Avez-vous tué des anglais ? Moi, j’en ai occis des monceaux. Je n’ai pas ménagé davantage les irlandais, quoiqu’ils soient beaucoup plus difficiles à tirer à cause de leur rouerie infiniment plus développée.

Ces deux oiseaux — je me hâte de vous dire qu’il s’agit de goëlands — sont, avec les maringouins, puces, punaises et autres insectes innommables, les plaies vives du Labrador.

Avant d’aller plus loin, je crois utile de vous expliquer que le mot anglais, ainsi que le dénominatif irlandais, dont je me suis servi dès le début de ce récit, sont deux métaphores audacieuses, d’un goût suffisamment germanique pour être appréciées. J’ajoute que la première désigne le grand goëland à manteau noir — larus marinus (Linnée) ; — la seconde, le goëland à manteau gris ou à dos bleuâtre, que Brunn a bien voulu baptiser des noms de larus argentatus et de larus glaucus.

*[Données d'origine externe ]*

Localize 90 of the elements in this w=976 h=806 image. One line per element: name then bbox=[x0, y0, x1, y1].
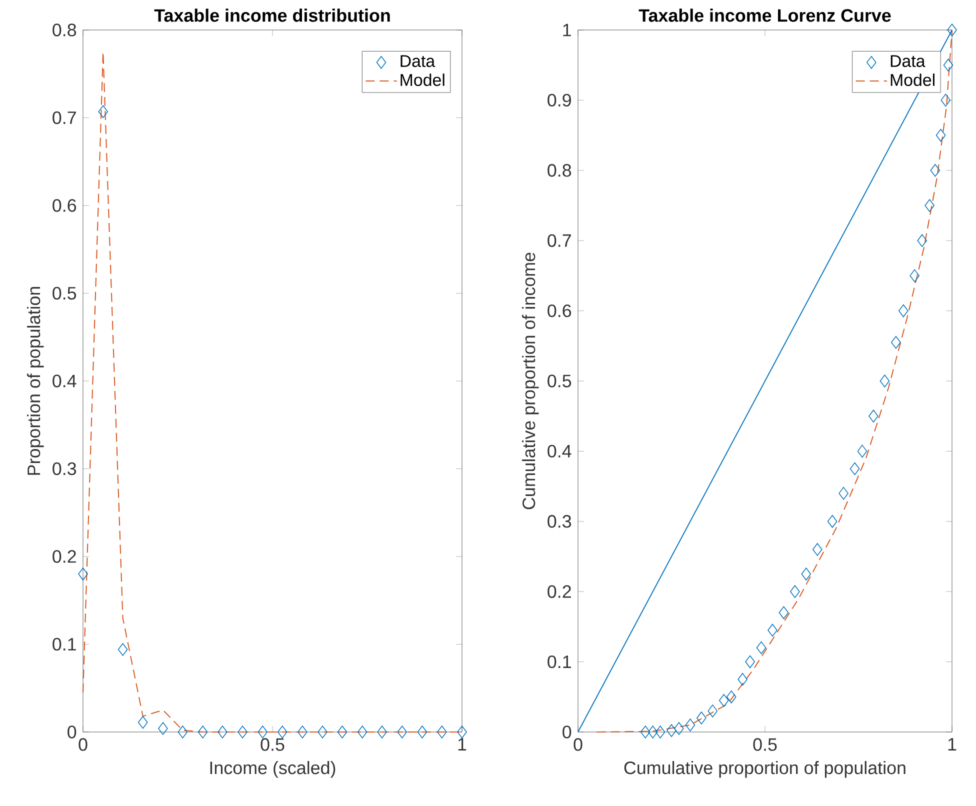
y-tick-label: 0.4 bbox=[52, 374, 76, 388]
point bbox=[674, 722, 684, 735]
y-tick-label: 0.1 bbox=[548, 655, 571, 668]
point bbox=[397, 726, 408, 738]
point bbox=[457, 726, 467, 738]
y-tick-label: 0.5 bbox=[548, 374, 572, 388]
y-tick-label: 0.6 bbox=[52, 199, 76, 212]
point bbox=[756, 641, 766, 654]
point bbox=[666, 724, 676, 737]
y-tick-label: 0 bbox=[68, 726, 76, 738]
x-tick-label: 0.5 bbox=[753, 738, 777, 751]
point bbox=[768, 624, 778, 637]
point bbox=[940, 94, 951, 107]
point bbox=[801, 568, 812, 580]
point bbox=[708, 704, 718, 718]
point bbox=[891, 336, 901, 349]
x-axis-title: Income (scaled) bbox=[210, 761, 336, 778]
point bbox=[685, 718, 696, 732]
point bbox=[357, 726, 368, 738]
y-tick-label: 0.7 bbox=[52, 111, 76, 124]
point bbox=[857, 444, 868, 458]
point bbox=[218, 726, 228, 738]
point bbox=[640, 726, 650, 738]
legend-label: Data bbox=[890, 55, 926, 68]
x-tick-label: 0.5 bbox=[260, 738, 284, 751]
point bbox=[936, 128, 946, 142]
point bbox=[898, 304, 908, 318]
x-tick-label: 1 bbox=[458, 738, 466, 751]
point bbox=[655, 726, 666, 738]
point bbox=[178, 726, 188, 738]
chart-title: Taxable income Lorenz Curve bbox=[638, 8, 891, 22]
y-tick-label: 0.8 bbox=[548, 164, 572, 177]
point bbox=[718, 694, 729, 707]
point bbox=[910, 269, 920, 282]
x-tick-label: 1 bbox=[948, 738, 956, 751]
y-tick-label: 0.9 bbox=[548, 94, 571, 107]
y-tick-label: 0.6 bbox=[548, 304, 572, 318]
point bbox=[880, 374, 890, 388]
y-tick-label: 1 bbox=[563, 24, 571, 36]
y-tick-label: 0.4 bbox=[548, 444, 572, 458]
point bbox=[778, 606, 789, 620]
y-tick-label: 0.2 bbox=[548, 585, 571, 598]
y-tick-label: 0 bbox=[562, 726, 572, 738]
y-tick-label: 0.5 bbox=[52, 286, 76, 300]
y-tick-label: 0.3 bbox=[52, 462, 76, 476]
point bbox=[943, 58, 954, 72]
point bbox=[930, 164, 940, 177]
point bbox=[78, 568, 88, 580]
point bbox=[827, 515, 838, 528]
point bbox=[648, 726, 658, 738]
y-tick-label: 0.8 bbox=[52, 24, 76, 36]
x-tick-label: 0 bbox=[78, 738, 88, 751]
y-tick-label: 0.1 bbox=[52, 638, 76, 651]
point bbox=[947, 24, 957, 36]
y-axis-title: Proportion of population bbox=[27, 286, 44, 475]
point bbox=[726, 690, 736, 704]
legend-label: Model bbox=[400, 74, 444, 86]
point bbox=[258, 726, 268, 738]
point bbox=[277, 726, 288, 738]
y-tick-label: 0.3 bbox=[548, 515, 572, 528]
point bbox=[318, 726, 328, 738]
point bbox=[158, 722, 168, 735]
point bbox=[790, 585, 800, 598]
point bbox=[812, 543, 822, 556]
y-tick-label: 0.2 bbox=[52, 550, 76, 563]
chart-title: Taxable income distribution bbox=[154, 8, 390, 22]
legend-label: Model bbox=[890, 74, 934, 86]
point bbox=[377, 726, 387, 738]
point bbox=[917, 234, 927, 247]
y-axis-title: Cumulative proportion of income bbox=[522, 252, 539, 510]
point bbox=[738, 672, 748, 686]
legend-label: Data bbox=[400, 55, 436, 68]
point bbox=[696, 712, 706, 724]
point bbox=[417, 726, 428, 738]
point bbox=[745, 655, 755, 668]
point bbox=[850, 462, 860, 476]
point bbox=[298, 726, 308, 738]
point bbox=[118, 643, 128, 656]
point bbox=[138, 716, 148, 729]
x-tick-label: 0 bbox=[574, 738, 582, 751]
x-axis-title: Cumulative proportion of population bbox=[624, 761, 906, 778]
point bbox=[437, 726, 447, 738]
point bbox=[924, 199, 934, 212]
point bbox=[238, 726, 248, 738]
point bbox=[198, 726, 208, 738]
point bbox=[337, 726, 348, 738]
point bbox=[868, 410, 878, 422]
y-tick-label: 0.7 bbox=[548, 234, 571, 247]
point bbox=[838, 486, 848, 500]
point bbox=[98, 105, 108, 118]
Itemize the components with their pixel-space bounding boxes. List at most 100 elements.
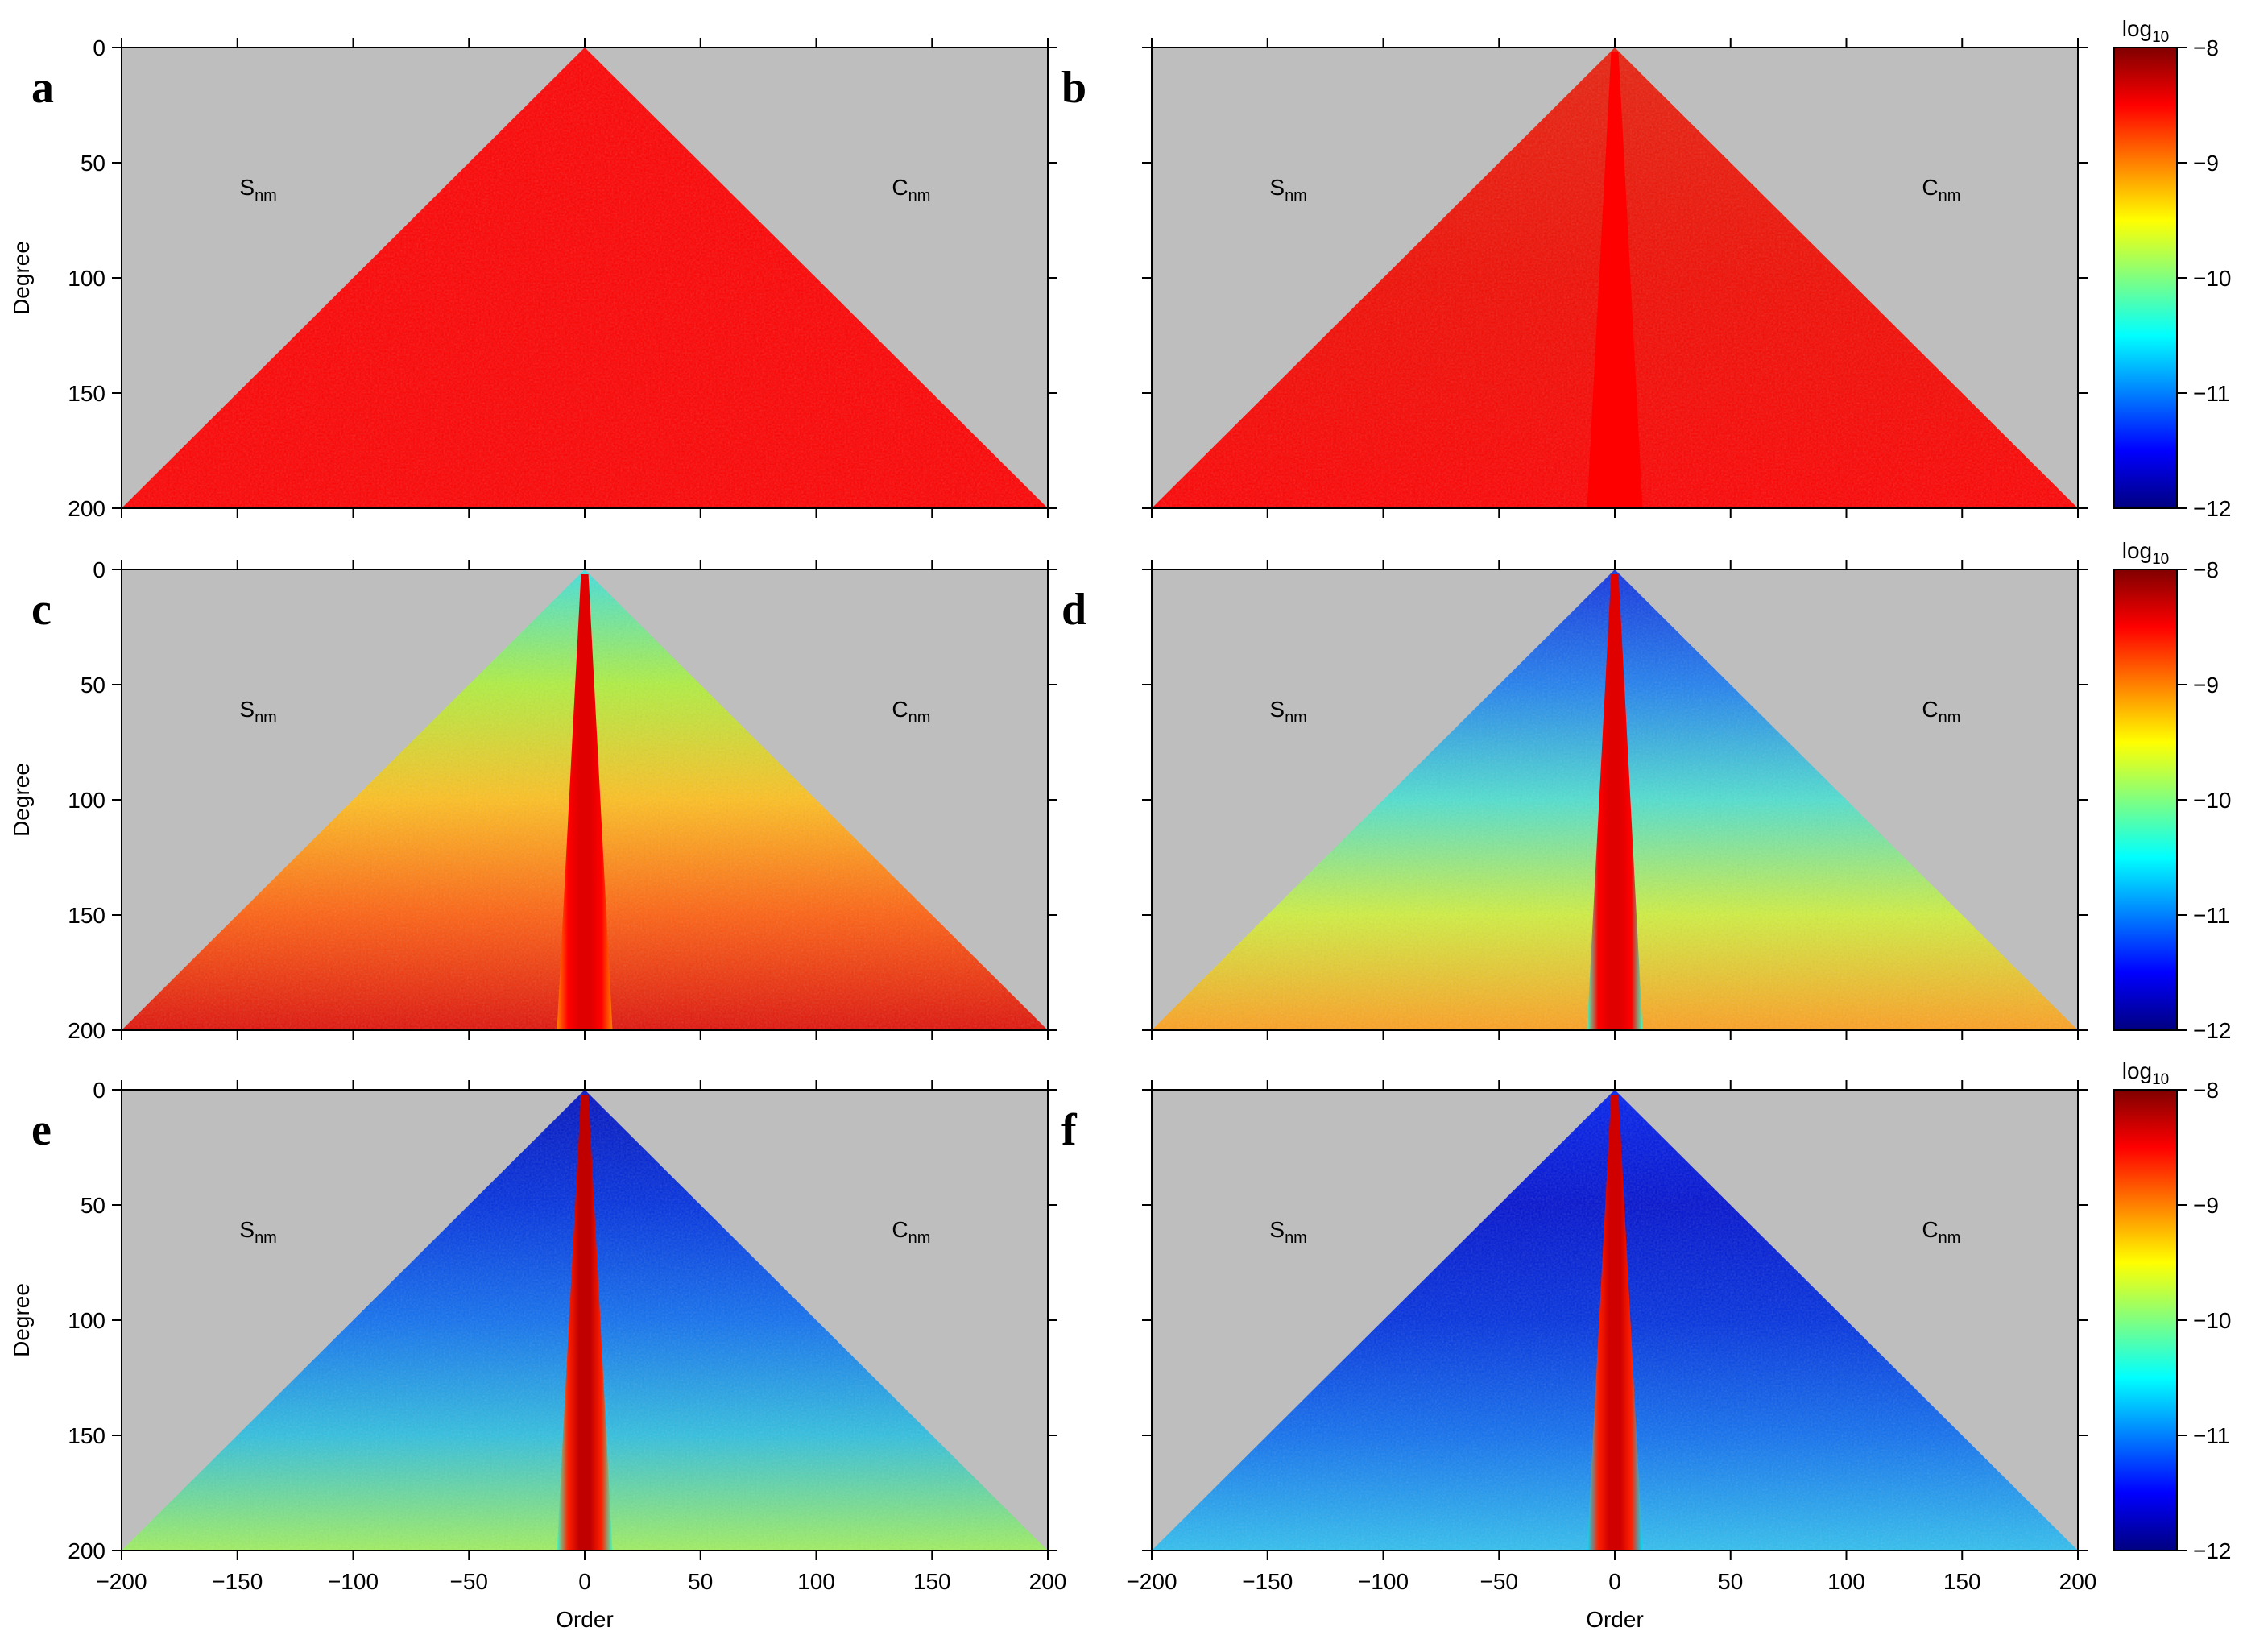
annotation-text: C [1922, 175, 1938, 200]
colorbar [2113, 569, 2178, 1031]
x-tick-label: 100 [797, 1569, 835, 1594]
colorbar-tick-label: −9 [2193, 1193, 2219, 1218]
annotation-subscript: nm [1285, 187, 1307, 205]
y-tick-label: 150 [68, 381, 106, 406]
annotation: Cnm [1922, 697, 1960, 727]
annotation-text: C [892, 1217, 908, 1242]
colorbar-label-subscript: 10 [2152, 1071, 2169, 1088]
x-tick-label: −150 [1242, 1569, 1293, 1594]
y-axis-label: Degree [9, 241, 34, 315]
x-axis-label: Order [1586, 1607, 1644, 1632]
annotation: Snm [1269, 1217, 1306, 1247]
panel-letter: e [31, 1105, 52, 1155]
y-tick-label: 100 [68, 1308, 106, 1333]
x-tick-label: 50 [1718, 1569, 1743, 1594]
annotation: Snm [239, 175, 276, 205]
x-tick-label: 150 [1943, 1569, 1981, 1594]
colorbar-label: log10 [2122, 538, 2170, 568]
annotation-text: S [1269, 697, 1285, 722]
colorbar-tick-label: −8 [2193, 557, 2219, 582]
colorbar [2113, 47, 2178, 509]
annotation-text: S [239, 1217, 255, 1242]
y-tick-label: 100 [68, 266, 106, 291]
y-tick-label: 50 [81, 1193, 106, 1218]
colorbar-label-subscript: 10 [2152, 29, 2169, 46]
annotation: Cnm [892, 697, 930, 727]
annotation-subscript: nm [908, 709, 931, 727]
annotation-text: C [892, 175, 908, 200]
y-tick-label: 200 [68, 1538, 106, 1563]
x-tick-label: 100 [1827, 1569, 1865, 1594]
annotation-text: S [1269, 1217, 1285, 1242]
annotation-subscript: nm [255, 187, 277, 205]
y-tick-label: 0 [93, 35, 106, 60]
annotation-subscript: nm [908, 1229, 931, 1247]
colorbar-tick-label: −9 [2193, 673, 2219, 698]
x-axis-label: Order [556, 1607, 614, 1632]
colorbar-tick-label: −10 [2193, 266, 2232, 291]
colorbar-tick-label: −11 [2193, 381, 2229, 406]
panel-letter: b [1061, 63, 1086, 113]
colorbar-label-subscript: 10 [2152, 551, 2169, 568]
annotation: Snm [1269, 175, 1306, 205]
x-tick-label: −200 [1126, 1569, 1177, 1594]
annotation-subscript: nm [908, 187, 931, 205]
y-tick-label: 100 [68, 788, 106, 813]
annotation: Cnm [892, 1217, 930, 1247]
y-axis-label: Degree [9, 763, 34, 837]
colorbar-tick-label: −8 [2193, 1078, 2219, 1103]
zonal-strip [1587, 574, 1643, 1030]
y-tick-label: 200 [68, 496, 106, 521]
annotation-text: S [239, 697, 255, 722]
x-tick-label: −100 [1358, 1569, 1409, 1594]
y-tick-label: 0 [93, 557, 106, 582]
colorbar-label-text: log [2122, 538, 2152, 563]
x-tick-label: −50 [450, 1569, 489, 1594]
zonal-strip [1587, 52, 1643, 508]
y-tick-label: 0 [93, 1078, 106, 1103]
annotation-text: C [892, 697, 908, 722]
y-tick-label: 150 [68, 1423, 106, 1448]
x-tick-label: −150 [212, 1569, 263, 1594]
colorbar-label-text: log [2122, 16, 2152, 41]
colorbar-tick-label: −12 [2193, 1018, 2232, 1043]
colorbar-tick-label: −11 [2193, 1423, 2229, 1448]
colorbar-label: log10 [2122, 1058, 2170, 1088]
annotation-text: S [239, 175, 255, 200]
x-tick-label: 0 [578, 1569, 591, 1594]
x-tick-label: 200 [2059, 1569, 2097, 1594]
y-tick-label: 200 [68, 1018, 106, 1043]
colorbar-tick-label: −12 [2193, 1538, 2232, 1563]
panel-letter: d [1061, 585, 1086, 635]
annotation: Snm [1269, 697, 1306, 727]
colorbar-tick-label: −10 [2193, 788, 2232, 813]
annotation: Cnm [892, 175, 930, 205]
x-tick-label: 200 [1029, 1569, 1067, 1594]
colorbar-tick-label: −8 [2193, 35, 2219, 60]
annotation-text: S [1269, 175, 1285, 200]
colorbar-tick-label: −11 [2193, 903, 2229, 928]
colorbar-tick-label: −12 [2193, 496, 2232, 521]
y-tick-label: 50 [81, 151, 106, 176]
zonal-strip [557, 574, 613, 1030]
x-tick-label: −50 [1480, 1569, 1519, 1594]
zonal-strip [557, 1095, 613, 1551]
annotation-subscript: nm [1285, 1229, 1307, 1247]
texture [122, 48, 1048, 508]
panel-letter: a [31, 63, 54, 113]
colorbar-label: log10 [2122, 16, 2170, 46]
colorbar-tick-label: −10 [2193, 1308, 2232, 1333]
panel-letter: c [31, 585, 52, 635]
annotation: Cnm [1922, 175, 1960, 205]
annotation-subscript: nm [1939, 1229, 1961, 1247]
annotation-subscript: nm [1285, 709, 1307, 727]
annotation-subscript: nm [255, 709, 277, 727]
colorbar [2113, 1089, 2178, 1551]
annotation-text: C [1922, 1217, 1938, 1242]
colorbar-tick-label: −9 [2193, 151, 2219, 176]
y-tick-label: 50 [81, 673, 106, 698]
x-tick-label: 0 [1608, 1569, 1621, 1594]
annotation: Snm [239, 697, 276, 727]
colorbar-label-text: log [2122, 1058, 2152, 1083]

Cette œuvre de prudence accomplie, — œuvre sans laquelle on m’eût accusé, peut-être, du meurtre de MM. Stephens ou McShane,[1] — il me reste à vous dire pour quel motif le goëland à manteau noir a eu l’honneur d’être traité en compatriote de la plus intéressante de ces deux personnalités estimables.

Il y a une quarantaine d’années, une frégate anglaise, — ce sont les gens de la côte qui le disent, — se perdit corps et biens sur un récif du golfe. La mer jeta au plain une foule de cadavres et, lorsque les pêcheurs vinrent inhumer les malheureuses victimes de la tempête et de la brume, ils furent obligés de ravir ces pauvres corps à une nuée de goëlands à manteau noir qui se disputaient la chair de ces tristes épaves. Les pêcheurs de cette époque les appelèrent mangeurs d’Anglais. Depuis, un besoin de concision particulier aux gens de mer fit disparaître une partie de l’épithète primitive et aujourd’hui l’on dit seulement : des anglais.

Pourquoi appelle-t-on irlandais les goëlands à manteau gris ? Je ne sais trop. Je crois, cependant, que c’est à cause de la différence d’instinct qui sépare les deux espèces. Peut-être est-ce une allusion délicate au home rule, les goëlands à manteau gris paraissant avoir, sur les sommets des épinettes qui couvrent les îles du groupe Mingan, un gouvernement autonome, étranger aux turpitudes traditionnelles de leurs voisins à manteau noir.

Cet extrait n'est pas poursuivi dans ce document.